Inexorable, impiadoso e imposible de detener.

Dicen que está vez anda triste la señora…

Que detrás de sus harapos negros y pómulos huesudos no pude disimular su indignación.

Parece que anduvo por Stroeder la señora…

Y creyó que, como casi siempre, su mandato se cumplía y listo…a seguir de recorrida.

Pero, vaya paradoja, no pudo reponer combustible.

Un pueblo entero salió a desmentirla.

De esta vida se van los que no hicieron nada; los que no dieron nada a cambio de nada.

Así que enseguida desmintieron a la señora desde el Club San Lorenzo; desde “el Colegio de los curas”, desde el Club de Servicios o el Centro de Jubilados…

La desmintieron los chacareros y ganaderos que supieron de su aguante.

Las pibas y pibes que se iluminaron con su sonrisa; las Comisiones de todo tipo que recibieron su mano generosa y hasta las amistades de sus amigos.

Un padre ejemplar; un tío sin igual, un hermano leal.

Daniel Fimpel se llama el escollo a la señora de ocres perfumes

La Señora no pudo con tanto, porque de este mundo sólo se van los que no dejan nada.

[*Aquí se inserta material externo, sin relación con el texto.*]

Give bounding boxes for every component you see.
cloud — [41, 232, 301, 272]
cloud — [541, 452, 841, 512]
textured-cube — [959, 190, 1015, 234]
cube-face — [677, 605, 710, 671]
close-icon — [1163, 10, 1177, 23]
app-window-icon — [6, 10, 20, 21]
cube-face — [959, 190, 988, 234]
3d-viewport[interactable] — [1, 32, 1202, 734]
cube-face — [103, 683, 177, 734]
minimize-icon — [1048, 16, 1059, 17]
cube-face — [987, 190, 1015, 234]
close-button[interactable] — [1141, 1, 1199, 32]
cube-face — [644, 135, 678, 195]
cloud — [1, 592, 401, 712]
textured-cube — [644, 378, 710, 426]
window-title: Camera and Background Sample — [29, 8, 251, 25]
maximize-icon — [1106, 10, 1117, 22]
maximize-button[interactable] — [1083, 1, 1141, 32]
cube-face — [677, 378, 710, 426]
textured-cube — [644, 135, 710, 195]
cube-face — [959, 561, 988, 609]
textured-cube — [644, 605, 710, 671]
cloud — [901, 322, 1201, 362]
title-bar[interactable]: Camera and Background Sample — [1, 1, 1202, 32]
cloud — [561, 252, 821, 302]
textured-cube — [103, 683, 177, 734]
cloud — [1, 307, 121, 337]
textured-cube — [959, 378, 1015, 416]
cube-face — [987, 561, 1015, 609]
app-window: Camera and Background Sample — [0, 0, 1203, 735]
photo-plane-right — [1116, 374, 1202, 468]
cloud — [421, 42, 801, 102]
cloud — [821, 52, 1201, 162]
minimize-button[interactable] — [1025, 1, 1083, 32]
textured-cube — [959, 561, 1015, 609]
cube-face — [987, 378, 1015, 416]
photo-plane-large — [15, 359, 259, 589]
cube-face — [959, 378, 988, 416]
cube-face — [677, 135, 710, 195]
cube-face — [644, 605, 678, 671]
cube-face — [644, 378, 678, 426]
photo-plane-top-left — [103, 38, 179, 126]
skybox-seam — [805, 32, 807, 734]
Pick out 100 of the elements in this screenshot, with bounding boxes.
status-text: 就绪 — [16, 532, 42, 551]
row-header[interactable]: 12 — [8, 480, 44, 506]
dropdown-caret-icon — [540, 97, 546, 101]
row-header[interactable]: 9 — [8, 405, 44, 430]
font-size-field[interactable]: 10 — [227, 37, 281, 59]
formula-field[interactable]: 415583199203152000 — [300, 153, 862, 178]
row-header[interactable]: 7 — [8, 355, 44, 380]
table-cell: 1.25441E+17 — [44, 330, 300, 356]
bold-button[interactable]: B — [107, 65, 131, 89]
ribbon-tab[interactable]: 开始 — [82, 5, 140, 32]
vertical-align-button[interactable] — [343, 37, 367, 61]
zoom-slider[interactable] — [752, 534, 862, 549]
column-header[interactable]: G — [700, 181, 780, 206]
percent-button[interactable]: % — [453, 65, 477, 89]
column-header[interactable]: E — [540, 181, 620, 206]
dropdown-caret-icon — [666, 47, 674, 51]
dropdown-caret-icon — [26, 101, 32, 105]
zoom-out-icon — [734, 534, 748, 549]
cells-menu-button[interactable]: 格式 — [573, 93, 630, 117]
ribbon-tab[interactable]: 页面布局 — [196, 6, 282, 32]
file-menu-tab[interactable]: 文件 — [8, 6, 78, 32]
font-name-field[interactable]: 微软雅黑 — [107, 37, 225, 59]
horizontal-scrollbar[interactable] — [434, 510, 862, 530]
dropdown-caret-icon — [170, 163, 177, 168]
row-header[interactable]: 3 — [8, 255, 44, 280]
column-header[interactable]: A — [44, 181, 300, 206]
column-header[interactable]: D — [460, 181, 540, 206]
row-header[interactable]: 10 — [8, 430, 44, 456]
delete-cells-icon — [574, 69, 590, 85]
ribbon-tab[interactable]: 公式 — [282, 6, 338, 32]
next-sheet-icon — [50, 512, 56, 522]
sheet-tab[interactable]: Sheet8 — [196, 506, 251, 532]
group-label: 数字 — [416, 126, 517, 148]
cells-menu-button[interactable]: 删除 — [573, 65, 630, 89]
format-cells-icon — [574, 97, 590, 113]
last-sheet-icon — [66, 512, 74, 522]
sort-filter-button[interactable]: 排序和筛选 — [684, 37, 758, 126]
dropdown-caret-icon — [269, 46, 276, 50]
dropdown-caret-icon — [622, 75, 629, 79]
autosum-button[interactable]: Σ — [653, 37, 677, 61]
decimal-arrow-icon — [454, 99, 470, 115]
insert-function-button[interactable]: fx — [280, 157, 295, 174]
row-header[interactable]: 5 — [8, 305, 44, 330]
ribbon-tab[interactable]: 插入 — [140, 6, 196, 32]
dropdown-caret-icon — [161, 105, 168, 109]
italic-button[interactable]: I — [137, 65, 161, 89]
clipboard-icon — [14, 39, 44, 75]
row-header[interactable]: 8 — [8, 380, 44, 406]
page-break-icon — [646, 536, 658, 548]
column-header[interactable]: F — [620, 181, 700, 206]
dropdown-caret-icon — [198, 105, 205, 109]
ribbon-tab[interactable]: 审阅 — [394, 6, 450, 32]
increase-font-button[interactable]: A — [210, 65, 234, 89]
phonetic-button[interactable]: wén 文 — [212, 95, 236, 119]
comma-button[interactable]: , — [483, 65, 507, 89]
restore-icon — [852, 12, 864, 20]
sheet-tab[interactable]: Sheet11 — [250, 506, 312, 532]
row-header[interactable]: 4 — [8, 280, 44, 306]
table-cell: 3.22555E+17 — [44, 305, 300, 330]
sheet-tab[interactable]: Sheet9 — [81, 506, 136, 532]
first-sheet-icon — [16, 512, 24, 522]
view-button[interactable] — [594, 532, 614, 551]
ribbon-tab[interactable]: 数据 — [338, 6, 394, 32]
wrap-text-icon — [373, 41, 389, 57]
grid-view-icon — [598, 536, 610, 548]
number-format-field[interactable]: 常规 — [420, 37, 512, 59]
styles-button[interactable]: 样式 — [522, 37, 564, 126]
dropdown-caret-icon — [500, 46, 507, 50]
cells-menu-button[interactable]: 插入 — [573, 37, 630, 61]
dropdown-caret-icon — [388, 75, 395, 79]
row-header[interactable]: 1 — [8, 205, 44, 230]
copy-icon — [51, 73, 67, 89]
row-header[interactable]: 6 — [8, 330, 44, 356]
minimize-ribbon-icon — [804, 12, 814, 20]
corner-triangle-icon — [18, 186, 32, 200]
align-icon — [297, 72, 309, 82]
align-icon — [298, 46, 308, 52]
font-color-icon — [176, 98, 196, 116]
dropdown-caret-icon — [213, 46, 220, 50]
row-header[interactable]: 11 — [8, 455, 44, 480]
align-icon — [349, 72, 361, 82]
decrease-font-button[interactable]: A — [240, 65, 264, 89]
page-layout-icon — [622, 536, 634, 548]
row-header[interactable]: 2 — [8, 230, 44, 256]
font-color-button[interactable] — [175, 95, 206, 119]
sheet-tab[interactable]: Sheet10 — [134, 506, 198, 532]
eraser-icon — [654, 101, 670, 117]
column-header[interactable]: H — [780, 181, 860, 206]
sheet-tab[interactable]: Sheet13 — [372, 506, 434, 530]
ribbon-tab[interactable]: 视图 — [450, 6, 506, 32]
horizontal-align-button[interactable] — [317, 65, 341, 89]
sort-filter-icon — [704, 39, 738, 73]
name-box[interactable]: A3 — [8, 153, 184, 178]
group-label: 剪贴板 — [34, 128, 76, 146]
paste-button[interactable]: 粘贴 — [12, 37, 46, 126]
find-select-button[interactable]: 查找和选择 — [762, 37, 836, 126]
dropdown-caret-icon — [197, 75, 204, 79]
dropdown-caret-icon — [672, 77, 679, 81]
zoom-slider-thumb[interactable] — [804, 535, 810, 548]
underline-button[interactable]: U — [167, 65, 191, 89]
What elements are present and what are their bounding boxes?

Mirta, su esposa, Betiana y Pablo, sus hijos, y cada nieto, tienen sobrados motivos para vencer con amor la pérdida de tan preciada persona.

Hubo cientos de mensajes en este fenómeno raro de las redes sociales que invitan a leer lo que genera ser un buen tipo.

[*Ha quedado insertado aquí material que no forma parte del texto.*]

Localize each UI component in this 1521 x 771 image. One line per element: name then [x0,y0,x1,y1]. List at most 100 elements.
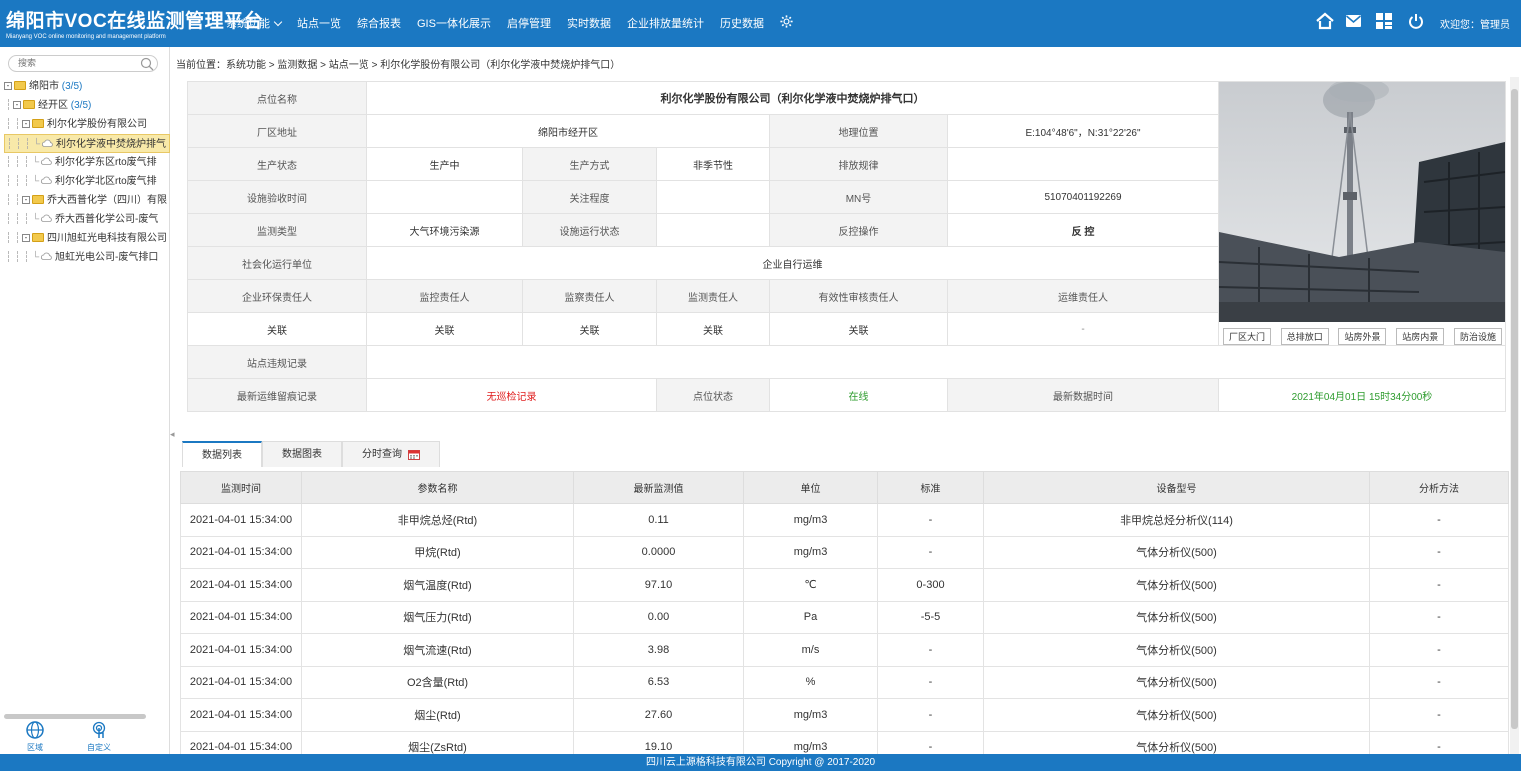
remote-control-link[interactable]: 反 控 [947,213,1219,247]
table-row[interactable]: 2021-04-01 15:34:00 甲烷(Rtd) 0.0000 mg/m3- 气体… [180,535,1509,569]
nav-system-functions[interactable]: 系统功能 [226,15,283,31]
link-validity-responsible[interactable]: 关联 [769,312,948,346]
scrollbar-thumb[interactable] [1511,89,1518,729]
nav-emission-stats[interactable]: 企业排放量统计 [627,15,704,31]
site-photo[interactable] [1219,82,1505,322]
collapse-icon[interactable]: - [13,101,21,110]
label-site-status: 点位状态 [656,378,770,412]
site-status: 在线 [769,378,948,412]
tree-label: 利尔化学液中焚烧炉排气 [56,139,166,150]
grid-layout-icon[interactable] [1376,13,1392,32]
table-row[interactable]: 2021-04-01 15:34:00 烟气温度(Rtd) 97.10 ℃ 0-300 气… [180,568,1509,602]
col-param[interactable]: 参数名称 [301,471,574,504]
tree-node-lier-east-rto[interactable]: ┆ ┆ ┆ └ 利尔化学东区rto废气排 [4,153,170,172]
sidebar-collapse-arrow[interactable]: ◂ [170,429,177,441]
folder-icon [14,80,26,90]
tab-data-chart[interactable]: 数据图表 [262,441,342,467]
table-row[interactable]: 2021-04-01 15:34:00 非甲烷总烃(Rtd) 0.11 mg/m3- 非… [180,503,1509,537]
cell-standard: -5-5 [877,600,984,634]
tree-node-lier-incinerator[interactable]: ┆ ┆ ┆ └ 利尔化学液中焚烧炉排气 [4,134,170,153]
maintenance-record[interactable]: 无巡检记录 [366,378,657,412]
search-input[interactable] [18,58,128,68]
photo-btn-station-exterior[interactable]: 站房外景 [1338,328,1387,345]
gear-icon[interactable] [780,15,793,31]
photo-btn-gate[interactable]: 厂区大门 [1223,328,1272,345]
site-name: 利尔化学股份有限公司（利尔化学液中焚烧炉排气口） [366,81,1219,115]
app-title: 绵阳市VOC在线监测管理平台 [6,11,264,32]
chevron-down-icon [273,17,283,27]
link-env-responsible[interactable]: 关联 [187,312,367,346]
tree-node-lier[interactable]: ┆ ┆ - 利尔化学股份有限公司 [4,115,170,134]
nav-realtime[interactable]: 实时数据 [567,15,611,31]
page-scrollbar[interactable] [1510,77,1519,754]
tab-time-query[interactable]: 分时查询 [342,441,440,467]
sidebar: -绵阳市 (3/5) ┆-经开区 (3/5) ┆┆-利尔化学股份有限公司 ┆┆┆… [0,47,170,754]
cell-device: 非甲烷总烃分析仪(114) [983,503,1370,537]
tree-node-xuhong[interactable]: ┆ ┆ - 四川旭虹光电科技有限公司 [4,229,170,248]
address: 绵阳市经开区 [366,114,770,148]
nav-start-stop[interactable]: 启停管理 [507,15,551,31]
tree-node-mianyang[interactable]: - 绵阳市 (3/5) [4,77,170,96]
cell-time: 2021-04-01 15:34:00 [180,503,302,537]
nav-gis[interactable]: GIS一体化展示 [417,15,491,31]
collapse-icon[interactable]: - [22,196,30,205]
site-photo-panel: 厂区大门 总排放口 站房外景 站房内景 防治设施 [1218,81,1506,346]
cell-param: 烟气温度(Rtd) [301,568,574,602]
tree-label: 乔大西普化学（四川）有限 [47,195,167,206]
link-measure-responsible[interactable]: 关联 [656,312,770,346]
folder-icon [32,194,44,204]
cloud-icon [41,139,53,148]
tree-label: 利尔化学北区rto废气排 [55,176,157,187]
cell-value: 6.53 [573,665,744,699]
cell-param: 非甲烷总烃(Rtd) [301,503,574,537]
region-button[interactable]: 区域 [20,720,50,753]
label-facility-run-status: 设施运行状态 [522,213,657,247]
mail-icon[interactable] [1345,15,1362,30]
photo-btn-facility[interactable]: 防治设施 [1453,328,1502,345]
logo[interactable]: 绵阳市VOC在线监测管理平台 Mianyang VOC online monit… [6,6,263,40]
nav-reports[interactable]: 综合报表 [357,15,401,31]
tree-node-xuhong-exhaust[interactable]: ┆ ┆ ┆ └ 旭虹光电公司-废气排口 [4,248,170,267]
table-row[interactable]: 2021-04-01 15:34:00 O2含量(Rtd) 6.53% - 气体分析仪(… [180,665,1509,699]
table-row[interactable]: 2021-04-01 15:34:00 烟气压力(Rtd) 0.00 Pa -5-5 气体… [180,600,1509,634]
link-supervision-responsible[interactable]: 关联 [522,312,657,346]
tab-data-list[interactable]: 数据列表 [182,441,262,467]
tree-node-jingkai[interactable]: ┆ - 经开区 (3/5) [4,96,170,115]
home-icon[interactable] [1316,12,1334,33]
photo-btn-outlet[interactable]: 总排放口 [1280,328,1329,345]
power-icon[interactable] [1408,13,1424,32]
collapse-icon[interactable]: - [22,234,30,243]
cell-time: 2021-04-01 15:34:00 [180,698,302,732]
link-monitor-responsible[interactable]: 关联 [366,312,523,346]
welcome-text: 欢迎您：管理员 [1440,20,1510,31]
sidebar-scrollbar[interactable] [4,714,146,719]
col-device[interactable]: 设备型号 [983,471,1370,504]
collapse-icon[interactable]: - [22,120,30,129]
cell-value: 0.00 [573,600,744,634]
photo-btn-station-interior[interactable]: 站房内景 [1396,328,1445,345]
custom-button[interactable]: 自定义 [84,720,114,753]
table-row[interactable]: 2021-04-01 15:34:00 烟尘(Rtd) 27.60 mg/m3- 气体分… [180,698,1509,732]
col-time[interactable]: 监测时间 [180,471,302,504]
data-tabs: 数据列表 数据图表 分时查询 [182,441,440,467]
folder-icon [32,118,44,128]
geo-location: E:104°48'6"，N:31°22'26" [947,114,1219,148]
cell-value: 3.98 [573,633,744,667]
col-standard[interactable]: 标准 [877,471,984,504]
nav-site-overview[interactable]: 站点一览 [297,15,341,31]
collapse-icon[interactable]: - [4,82,12,91]
search-icon[interactable] [140,57,154,74]
tree-node-lier-north-rto[interactable]: ┆ ┆ ┆ └ 利尔化学北区rto废气排 [4,172,170,191]
label-maintenance-record: 最新运维留痕记录 [187,378,367,412]
latest-data-time: 2021年04月01日 15时34分00秒 [1218,378,1506,412]
cell-unit: mg/m3 [743,535,878,569]
cell-device: 气体分析仪(500) [983,568,1370,602]
col-unit[interactable]: 单位 [743,471,878,504]
table-row[interactable]: 2021-04-01 15:34:00 烟气流速(Rtd) 3.98 m/s - 气体分析… [180,633,1509,667]
tree-node-qiaoda-exhaust[interactable]: ┆ ┆ ┆ └ 乔大西普化学公司-废气 [4,210,170,229]
col-method[interactable]: 分析方法 [1369,471,1509,504]
header-measure-responsible: 监测责任人 [656,279,770,313]
nav-history[interactable]: 历史数据 [720,15,764,31]
tree-node-qiaoda[interactable]: ┆ ┆ - 乔大西普化学（四川）有限 [4,191,170,210]
col-value[interactable]: 最新监测值 [573,471,744,504]
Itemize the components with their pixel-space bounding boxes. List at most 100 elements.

Y hubo un hermano que recitó un Martín Fierro a su estilo: “Ayudando he de Morir; Ayudando me han de enterrar y Ayudando he de llegar al pie del Eterno Padre; desde el vientre de mi Madre vine a este mundo a Ayudar “.

Chau Daniel…

Chau “Cabezón”…

Y gracias por ganarle a la Señora de harapos negros y pómulos blancos.

Al menos ahora se sabe que ni ella es invencible.